Music therapy is an interpersonal process in which a trained therapist uses music and all of its facets—physical, emotional, mental, social, aesthetic, and spiritual—to help clients to improve or maintain their health. In some instances, the client's needs are addressed directly through music; in others they are addressed through the relationships that develop between the client and therapist. Music therapy is used with individuals of all ages and with a variety of conditions, including: psychiatric disorders, medical problems, physical disabilities, sensory impairments, developmental disabilities, substance abuse issues, communication disorders, interpersonal problems, and aging. It is also used to improve learning, build self-esteem, reduce stress, support physical exercise, and facilitate a host of other health-related activities. Music therapists may encourage clients to sing, play instruments, create songs, or do other musical activities.

One of the earliest mentions of music therapy was in Al-Farabi's (c. 872–950) treatise Meanings of the Intellect, which described the therapeutic effects of music on the soul.verification needed Music has long been used to help people deal with their emotions. In the 17th century, the scholar Robert Burton's The Anatomy of Melancholy argued that music and dance were critical in treating mental illness, especially melancholia.

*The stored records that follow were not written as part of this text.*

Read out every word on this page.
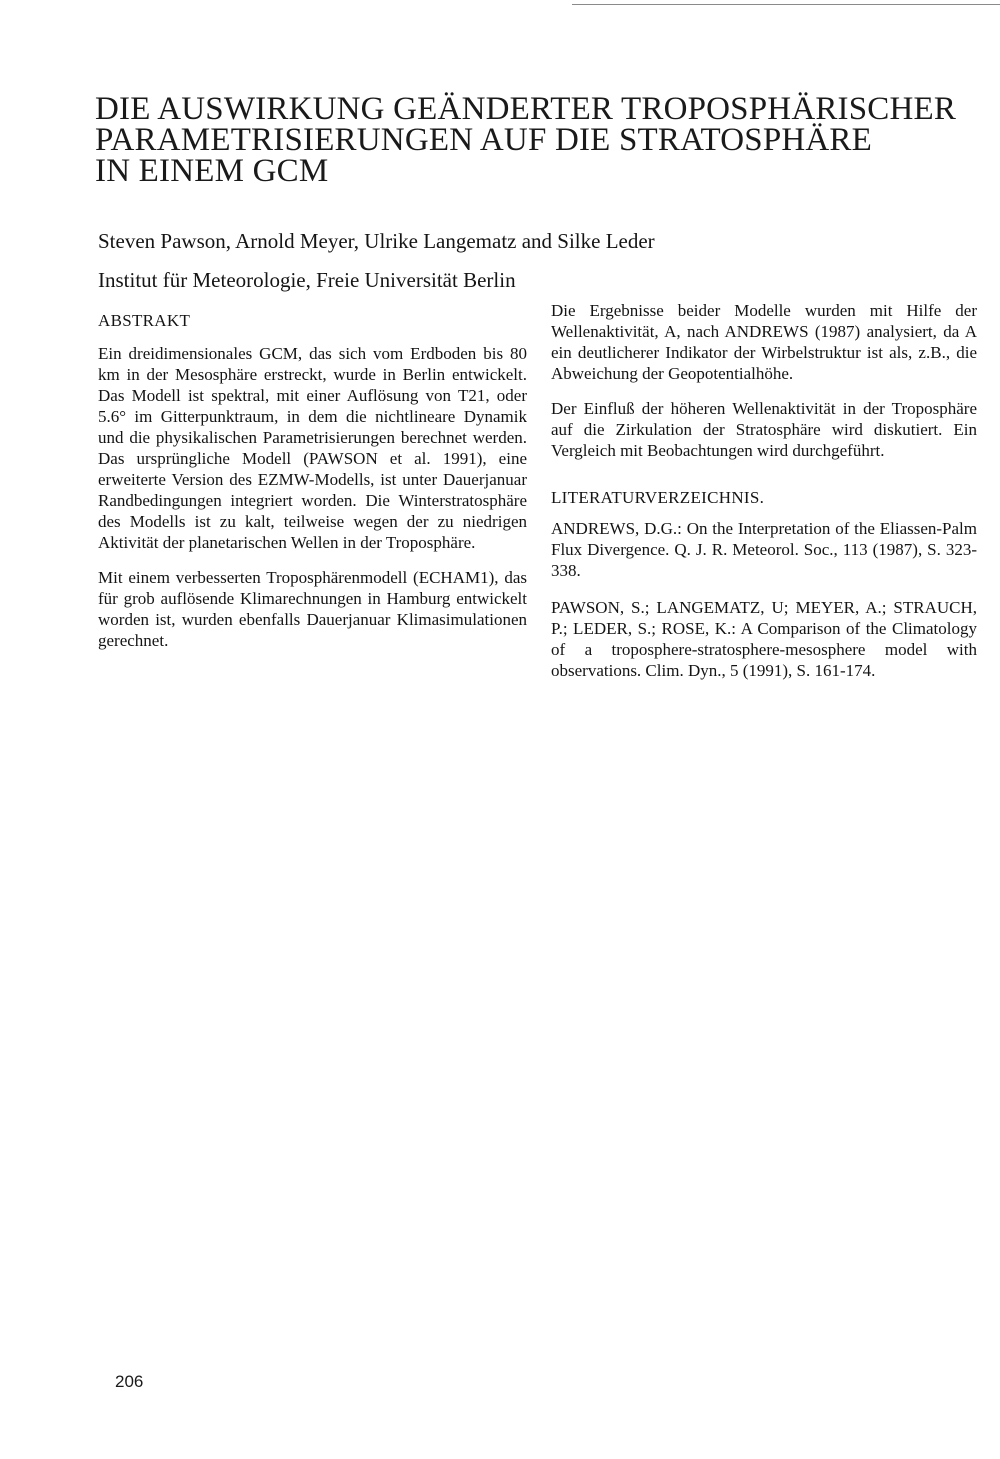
DIE AUSWIRKUNG GEÄNDERTER TROPOSPHÄRISCHER
PARAMETRISIERUNGEN AUF DIE STRATOSPHÄRE
IN EINEM GCM
Steven Pawson, Arnold Meyer, Ulrike Langematz and Silke Leder
Institut für Meteorologie, Freie Universität Berlin
ABSTRAKT

Ein dreidimensionales GCM, das sich vom Erdboden bis 80 km in der Mesosphäre erstreckt, wurde in Berlin entwickelt. Das Modell ist spektral, mit einer Auflösung von T21, oder 5.6° im Gitterpunktraum, in dem die nichtlineare Dynamik und die physikalischen Parametrisierungen berechnet werden. Das ursprüngliche Modell (PAWSON et al. 1991), eine erweiterte Version des EZMW-Modells, ist unter Dauerjanuar Randbedingungen integriert worden. Die Winterstratosphäre des Modells ist zu kalt, teilweise wegen der zu niedrigen Aktivität der planetarischen Wellen in der Troposphäre.

Mit einem verbesserten Troposphärenmodell (ECHAM1), das für grob auflösende Klimarechnungen in Hamburg entwickelt worden ist, wurden ebenfalls Dauerjanuar Klimasimulationen gerechnet.

Die Ergebnisse beider Modelle wurden mit Hilfe der Wellenaktivität, A, nach ANDREWS (1987) analysiert, da A ein deutlicherer Indikator der Wirbelstruktur ist als, z.B., die Abweichung der Geopotentialhöhe.

Der Einfluß der höheren Wellenaktivität in der Troposphäre auf die Zirkulation der Stratosphäre wird diskutiert. Ein Vergleich mit Beobachtungen wird durchgeführt.

LITERATURVERZEICHNIS.

ANDREWS, D.G.: On the Interpretation of the Eliassen-Palm Flux Divergence. Q. J. R. Meteorol. Soc., 113 (1987), S. 323-338.

PAWSON, S.; LANGEMATZ, U; MEYER, A.; STRAUCH, P.; LEDER, S.; ROSE, K.: A Comparison of the Climatology of a troposphere-stratosphere-mesosphere model with observations. Clim. Dyn., 5 (1991), S. 161-174.

206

He noted that music has an "excellent power ...to expel many other diseases" and he called it "a sovereign remedy against despair and melancholy." He pointed out that in Antiquity, Canus, a Rhodian fiddler, used music to "make a melancholy man merry, ...a lover more enamoured, a religious man more devout." In the Ottoman Empire, mental illnesses were treated with music. In November 2006, Dr. Michael J. Crawford and his colleagues also found that music therapy helped schizophrenic patients.

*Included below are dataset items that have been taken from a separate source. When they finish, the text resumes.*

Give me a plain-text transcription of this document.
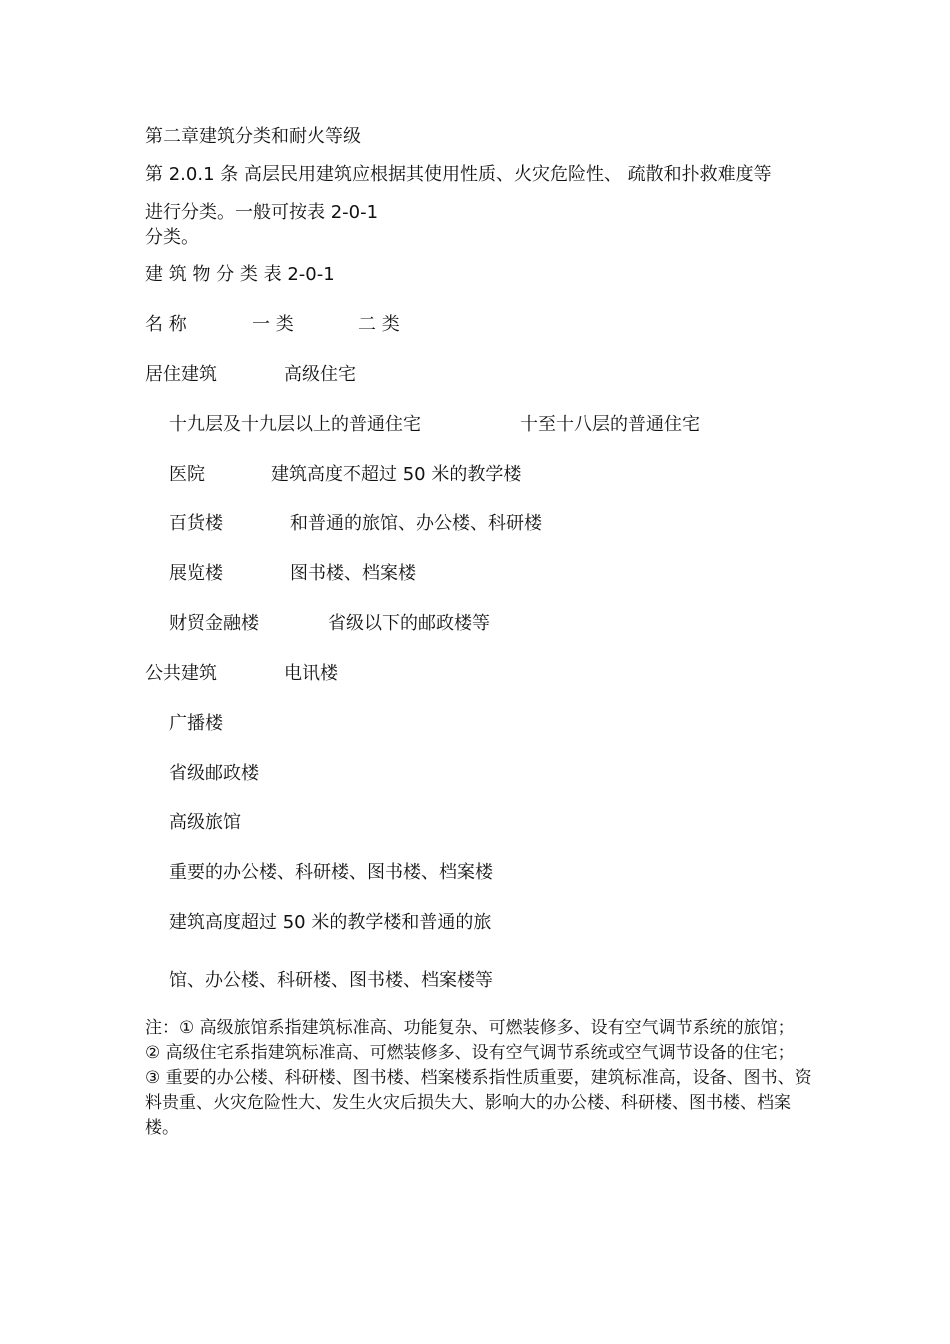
第二章建筑分类和耐火等级
第 2.0.1 条 高层民用建筑应根据其使用性质、火灾危险性、 疏散和扑救难度等
进行分类。一般可按表 2-0-1
分类。
建 筑 物 分 类 表 2-0-1
名 称	一 类	二 类
居住建筑	高级住宅
十九层及十九层以上的普通住宅	十至十八层的普通住宅
医院	建筑高度不超过 50 米的教学楼
百货楼	和普通的旅馆、办公楼、科研楼
展览楼	图书楼、档案楼
财贸金融楼	省级以下的邮政楼等
公共建筑	电讯楼
广播楼
省级邮政楼
高级旅馆
重要的办公楼、科研楼、图书楼、档案楼
建筑高度超过 50 米的教学楼和普通的旅
馆、办公楼、科研楼、图书楼、档案楼等

注：① 高级旅馆系指建筑标准高、功能复杂、可燃装修多、设有空气调节系统的旅馆；

② 高级住宅系指建筑标准高、可燃装修多、设有空气调节系统或空气调节设备的住宅；

③ 重要的办公楼、科研楼、图书楼、档案楼系指性质重要，建筑标准高，设备、图书、资料贵重、火灾危险性大、发生火灾后损失大、影响大的办公楼、科研楼、图书楼、档案楼。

Albert Einstein had a lifelong love of music (particularly the works of Bach and Mozart), once stating that life without playing music would be inconceivable to him. In some interviews Einstein even attributed much of his scientific intuition to music, with his son Hans recounting that "whenever he felt that he had come to the end of the road or into a difficult situation in his work, he would take refuge in music, and that would usually resolve all his difficulties." Something in the music, according to Michele and Robert Root-Bernstein in Psychology Today, "would guide his thoughts in new and creative directions." It has been said that Einstein considered Mozart's music to reveal a universal harmony that Einstein believed existed in the universe, "as if the great Wolfgang Amadeus did not 'create' his beautifully clear music at all, but simply discovered it already made. This perspective parallels, remarkably, Einstein’s views on the ultimate simplicity of nature and its explanation and statement via essentially simple mathematical expressions." A review suggests that music may be effective for improving subjective sleep quality in adults with insomnia symptoms. Music is also being used in clinical rehabilitation of cognitive and motor disorders.